Question

Prove the identity arcsin(x)+arcos(x)=π/2

Answer 1

LaTeX:\[\text{Prove the identity }\sin^{-1}{x}+\cos^{-1}{x}=\frac{\pi}{2}\]

Answer 2

Ooo this problem looks really familiar :d
Hmm thinking...

Answer 3

Remember that your trig functions take an angle as in input,
\(\large\rm \sin(\theta)\)
and output something else (usually a ratio).

Our inverse function does the opposite, right?
It's taking in this argument x, and it's outputting an angle.

So let's assign a variable to this arcsin(x),
and we'll use a variable that used often for an angle.\[\large\rm \arcsin(x)=\theta\]

Answer 4

\(x\)=coordinate of a trig fcn?

Answer 5

No, let's try to avoid thinking of x in that way. :)
Mainly just because it's the argument of BOTH arcsine and arccosine.

Answer 6

Using this variable assignment,
we can write it in terms of sine,\[\large\rm \large\rm \arcsin(x)=\theta\qquad\to\qquad \sin(\theta)=x\]

Answer 7

The next step is a little tricky.
You have to recall that sine and cosine are `co-functions`.
That means that they have this relationship,\[\large\rm \sin(\theta)=\cos(90-\theta)\]

Answer 8

._. ...

Enjoy this while I unscramble my brain.

Answer 9

Haha that's awesome XD

Answer 10

These steps getting sort of confusing?

Hmm I'm trying to think if there is another approach...
I'm not sure.

Answer 11

Okay, my thought process is still disjointed. I can't connect the dots with your explanation... though I may be tired, and that's why

Answer 12

I'll leave the rest of the steps if you want to at least see them.
Maybe something will click later on.

Answer 13

😨 okay;

Answer 14

the original format of the question is with -1 exponents, not arc(fcn)

Answer 15

So we have our variable assignment for theta,
and we rewrote the relationship in terms of the sine function,\[\large\rm \sin(\theta)=x\]We'll write this in terms of the cosine function using what we know about co-functions,\[\large\rm \cos(90-\theta)=x\]We don't really want degrees for this problem though,
so I'll write it in a more appropriate way,\[\large\rm \cos\left(\frac{\pi}{2}-\theta\right)=x\]From here we'll switch to inverse cosine,
swapping the arguments,\[\large\rm \arccos(x)=\frac{\pi}{2}-\theta\]

Answer 16

Just something to keep in mind with trig functions,
-1 exponent NEVER refers to a power,
similar to function notation.\[\large\rm f^{-1}(x)\ne\frac{1}{f(x)}\]\[\large\rm \sin^{-1}(x)\ne\frac{1}{\sin(x)}\]That -1 is a special power,
it's always reserved for the inverse function.

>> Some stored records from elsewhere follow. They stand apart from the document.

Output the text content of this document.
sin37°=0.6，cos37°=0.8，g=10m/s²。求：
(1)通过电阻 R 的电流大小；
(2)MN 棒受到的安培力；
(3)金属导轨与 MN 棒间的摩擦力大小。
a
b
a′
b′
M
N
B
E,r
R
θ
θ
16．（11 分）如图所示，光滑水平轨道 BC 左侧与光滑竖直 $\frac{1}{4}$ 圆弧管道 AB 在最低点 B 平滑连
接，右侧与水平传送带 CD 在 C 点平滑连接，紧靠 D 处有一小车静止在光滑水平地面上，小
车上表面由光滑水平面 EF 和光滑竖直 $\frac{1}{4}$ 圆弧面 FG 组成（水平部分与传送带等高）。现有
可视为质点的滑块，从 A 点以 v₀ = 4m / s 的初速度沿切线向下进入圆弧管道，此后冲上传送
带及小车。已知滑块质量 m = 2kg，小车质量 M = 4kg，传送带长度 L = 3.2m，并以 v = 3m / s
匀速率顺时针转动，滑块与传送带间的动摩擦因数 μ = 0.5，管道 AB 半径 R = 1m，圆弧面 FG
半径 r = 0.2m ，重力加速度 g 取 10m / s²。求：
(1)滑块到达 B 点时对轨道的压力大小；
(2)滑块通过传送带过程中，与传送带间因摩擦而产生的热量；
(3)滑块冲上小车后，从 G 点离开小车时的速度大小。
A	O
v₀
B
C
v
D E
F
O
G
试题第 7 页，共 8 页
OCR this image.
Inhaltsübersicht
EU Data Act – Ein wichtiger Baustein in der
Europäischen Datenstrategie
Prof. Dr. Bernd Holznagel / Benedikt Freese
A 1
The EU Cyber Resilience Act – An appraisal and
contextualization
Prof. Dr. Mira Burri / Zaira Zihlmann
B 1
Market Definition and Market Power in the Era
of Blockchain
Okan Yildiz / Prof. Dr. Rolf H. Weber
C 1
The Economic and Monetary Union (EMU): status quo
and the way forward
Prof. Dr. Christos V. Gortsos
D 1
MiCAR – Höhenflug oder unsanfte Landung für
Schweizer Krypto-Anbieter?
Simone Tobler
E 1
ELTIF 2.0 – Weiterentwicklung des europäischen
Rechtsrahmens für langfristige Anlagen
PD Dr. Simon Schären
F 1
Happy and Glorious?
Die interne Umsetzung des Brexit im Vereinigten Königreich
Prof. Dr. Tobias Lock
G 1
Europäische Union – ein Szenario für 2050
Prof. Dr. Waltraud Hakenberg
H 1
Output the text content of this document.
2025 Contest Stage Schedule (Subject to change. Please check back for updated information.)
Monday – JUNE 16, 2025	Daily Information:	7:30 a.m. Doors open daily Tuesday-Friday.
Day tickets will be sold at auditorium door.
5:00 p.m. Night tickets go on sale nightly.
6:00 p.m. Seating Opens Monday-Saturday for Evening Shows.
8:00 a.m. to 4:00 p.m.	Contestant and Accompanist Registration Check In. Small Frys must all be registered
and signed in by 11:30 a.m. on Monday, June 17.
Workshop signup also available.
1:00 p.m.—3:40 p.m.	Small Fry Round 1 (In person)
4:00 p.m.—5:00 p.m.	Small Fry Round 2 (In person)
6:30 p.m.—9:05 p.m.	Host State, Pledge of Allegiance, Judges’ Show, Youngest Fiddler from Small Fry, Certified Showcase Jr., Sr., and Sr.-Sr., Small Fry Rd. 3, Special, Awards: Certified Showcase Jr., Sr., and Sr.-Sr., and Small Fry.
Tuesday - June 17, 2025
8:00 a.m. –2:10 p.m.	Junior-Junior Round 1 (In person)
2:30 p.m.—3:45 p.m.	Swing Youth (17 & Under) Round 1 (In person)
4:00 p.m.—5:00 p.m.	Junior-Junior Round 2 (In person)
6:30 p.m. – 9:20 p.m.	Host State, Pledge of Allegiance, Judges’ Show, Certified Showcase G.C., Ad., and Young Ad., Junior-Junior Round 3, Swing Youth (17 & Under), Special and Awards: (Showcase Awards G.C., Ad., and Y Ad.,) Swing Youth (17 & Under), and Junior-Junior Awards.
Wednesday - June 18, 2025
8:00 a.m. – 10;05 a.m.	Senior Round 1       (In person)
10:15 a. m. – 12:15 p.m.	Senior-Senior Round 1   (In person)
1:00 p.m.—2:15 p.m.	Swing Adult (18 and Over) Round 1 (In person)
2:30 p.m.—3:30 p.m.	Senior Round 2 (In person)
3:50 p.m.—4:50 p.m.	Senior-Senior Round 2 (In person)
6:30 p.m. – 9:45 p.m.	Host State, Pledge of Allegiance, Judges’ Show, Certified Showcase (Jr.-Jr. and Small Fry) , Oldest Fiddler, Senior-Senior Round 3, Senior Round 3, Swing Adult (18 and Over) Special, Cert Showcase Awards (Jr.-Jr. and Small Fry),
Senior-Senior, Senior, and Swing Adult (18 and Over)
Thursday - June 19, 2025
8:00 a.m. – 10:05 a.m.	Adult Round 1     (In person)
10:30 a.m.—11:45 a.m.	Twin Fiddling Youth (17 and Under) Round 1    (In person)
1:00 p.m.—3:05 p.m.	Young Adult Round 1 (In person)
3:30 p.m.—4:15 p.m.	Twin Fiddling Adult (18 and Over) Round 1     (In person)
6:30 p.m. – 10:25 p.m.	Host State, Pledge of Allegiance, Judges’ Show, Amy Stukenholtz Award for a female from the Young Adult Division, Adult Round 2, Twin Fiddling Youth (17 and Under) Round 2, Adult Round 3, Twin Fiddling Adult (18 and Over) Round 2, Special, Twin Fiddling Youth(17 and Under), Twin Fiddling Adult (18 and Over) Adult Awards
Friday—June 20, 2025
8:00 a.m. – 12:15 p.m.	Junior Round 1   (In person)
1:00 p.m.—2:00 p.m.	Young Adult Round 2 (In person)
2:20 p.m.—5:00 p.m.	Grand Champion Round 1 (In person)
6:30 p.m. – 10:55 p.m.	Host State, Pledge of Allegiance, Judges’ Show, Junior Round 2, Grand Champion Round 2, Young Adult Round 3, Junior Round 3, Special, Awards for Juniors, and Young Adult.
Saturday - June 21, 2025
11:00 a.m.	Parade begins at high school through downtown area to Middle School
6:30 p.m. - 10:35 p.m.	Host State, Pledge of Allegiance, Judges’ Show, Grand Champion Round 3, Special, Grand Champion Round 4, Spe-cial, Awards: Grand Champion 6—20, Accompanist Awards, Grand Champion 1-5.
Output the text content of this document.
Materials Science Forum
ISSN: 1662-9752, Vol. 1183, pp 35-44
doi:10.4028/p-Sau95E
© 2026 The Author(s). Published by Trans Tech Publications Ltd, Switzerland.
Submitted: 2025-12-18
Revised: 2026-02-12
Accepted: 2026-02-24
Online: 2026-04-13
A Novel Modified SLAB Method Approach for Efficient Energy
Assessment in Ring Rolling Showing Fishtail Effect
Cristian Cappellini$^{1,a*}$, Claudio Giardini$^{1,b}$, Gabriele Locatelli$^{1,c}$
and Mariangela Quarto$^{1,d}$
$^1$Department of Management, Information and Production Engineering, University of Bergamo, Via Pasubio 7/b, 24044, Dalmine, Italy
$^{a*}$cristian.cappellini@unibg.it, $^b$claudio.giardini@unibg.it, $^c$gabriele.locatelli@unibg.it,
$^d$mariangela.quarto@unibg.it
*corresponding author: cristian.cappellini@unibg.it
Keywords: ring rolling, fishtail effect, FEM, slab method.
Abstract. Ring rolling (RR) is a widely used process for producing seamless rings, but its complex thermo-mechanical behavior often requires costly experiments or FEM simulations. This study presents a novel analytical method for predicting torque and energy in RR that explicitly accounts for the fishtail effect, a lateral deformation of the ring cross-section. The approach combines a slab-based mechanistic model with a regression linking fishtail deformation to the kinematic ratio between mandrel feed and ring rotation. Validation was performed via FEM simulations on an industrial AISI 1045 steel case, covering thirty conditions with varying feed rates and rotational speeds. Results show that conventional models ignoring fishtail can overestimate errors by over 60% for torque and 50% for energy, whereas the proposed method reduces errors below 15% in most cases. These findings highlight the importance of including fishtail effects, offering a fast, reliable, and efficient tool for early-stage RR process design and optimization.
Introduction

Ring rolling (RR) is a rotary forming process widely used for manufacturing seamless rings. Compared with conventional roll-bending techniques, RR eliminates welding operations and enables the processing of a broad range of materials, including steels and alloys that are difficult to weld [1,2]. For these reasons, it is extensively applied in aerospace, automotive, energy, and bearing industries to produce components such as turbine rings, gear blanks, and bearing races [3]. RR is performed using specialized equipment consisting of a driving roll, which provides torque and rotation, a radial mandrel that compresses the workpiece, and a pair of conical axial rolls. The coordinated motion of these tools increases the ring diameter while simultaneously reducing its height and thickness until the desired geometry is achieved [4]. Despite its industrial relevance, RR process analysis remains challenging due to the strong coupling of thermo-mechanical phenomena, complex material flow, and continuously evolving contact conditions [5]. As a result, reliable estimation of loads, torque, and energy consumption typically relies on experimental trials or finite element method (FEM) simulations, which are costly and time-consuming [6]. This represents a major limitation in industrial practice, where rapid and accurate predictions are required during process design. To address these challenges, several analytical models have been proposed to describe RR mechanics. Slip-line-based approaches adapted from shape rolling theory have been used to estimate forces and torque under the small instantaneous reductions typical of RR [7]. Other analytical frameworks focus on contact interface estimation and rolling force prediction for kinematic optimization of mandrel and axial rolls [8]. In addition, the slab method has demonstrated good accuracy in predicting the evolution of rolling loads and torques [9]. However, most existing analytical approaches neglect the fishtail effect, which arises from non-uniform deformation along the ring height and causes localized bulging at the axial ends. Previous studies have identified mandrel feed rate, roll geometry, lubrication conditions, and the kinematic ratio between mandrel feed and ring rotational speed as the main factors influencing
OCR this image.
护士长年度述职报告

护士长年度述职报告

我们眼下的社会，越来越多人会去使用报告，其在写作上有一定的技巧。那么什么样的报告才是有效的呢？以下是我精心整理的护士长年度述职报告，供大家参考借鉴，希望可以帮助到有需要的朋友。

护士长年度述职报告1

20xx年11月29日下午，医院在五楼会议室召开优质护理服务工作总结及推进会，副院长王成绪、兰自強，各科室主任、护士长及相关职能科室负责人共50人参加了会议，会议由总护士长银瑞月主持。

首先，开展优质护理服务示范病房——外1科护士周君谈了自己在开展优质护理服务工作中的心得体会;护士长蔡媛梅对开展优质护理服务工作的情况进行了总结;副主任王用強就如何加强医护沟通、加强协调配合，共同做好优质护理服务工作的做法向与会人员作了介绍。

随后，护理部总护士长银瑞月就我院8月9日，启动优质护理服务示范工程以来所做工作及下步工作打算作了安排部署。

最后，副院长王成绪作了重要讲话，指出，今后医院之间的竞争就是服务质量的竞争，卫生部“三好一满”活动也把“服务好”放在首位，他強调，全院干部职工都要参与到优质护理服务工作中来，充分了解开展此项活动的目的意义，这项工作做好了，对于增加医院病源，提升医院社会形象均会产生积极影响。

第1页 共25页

Sometimes we write -1 power, sometimes arc, sall good :)

Answer 17

yes I understand this 👌👌

Answer 18

We started with this relationship for theta,\[\large\rm \arcsin(x)=\theta\]And now we've found another relationship for theta,\[\large\rm \arccos(x)=\frac{\pi}{2}-\theta\]

Answer 19

\[\arcsin{x}=\sin^{-1}{x}\]yes?

Answer 20

Yes, good.

Answer 21

ok making sure... think I got it so far

Answer 22

So we started with this,\[\large\rm \arcsin(x)+\arccos(x)\]replacing each of these with something involving this angle theta,\[\large\rm = \theta+\left(\frac{\pi}{2}-\theta\right)\]

Answer 23

AH, I finally got what you were saying.
bleh am slow today

Answer 24

I'm curious to see what the other guy has to say XD
Maybe he has a much simpler method haha

Answer 25

If we assume x=b/c then arcsin of x is just theta and arccos of x is just the other acute angle,and they must add up to 90 or pi/2 becuase they are in right angle trianlge

Answer 26

*brain is scrambled again*

Answer 27

uh... I think I need to stick to one method of explaining. brain does not compute 2 levels of logic 😂😂

Answer 28

Ya that triangle gives some clarity to this whole co-function idea.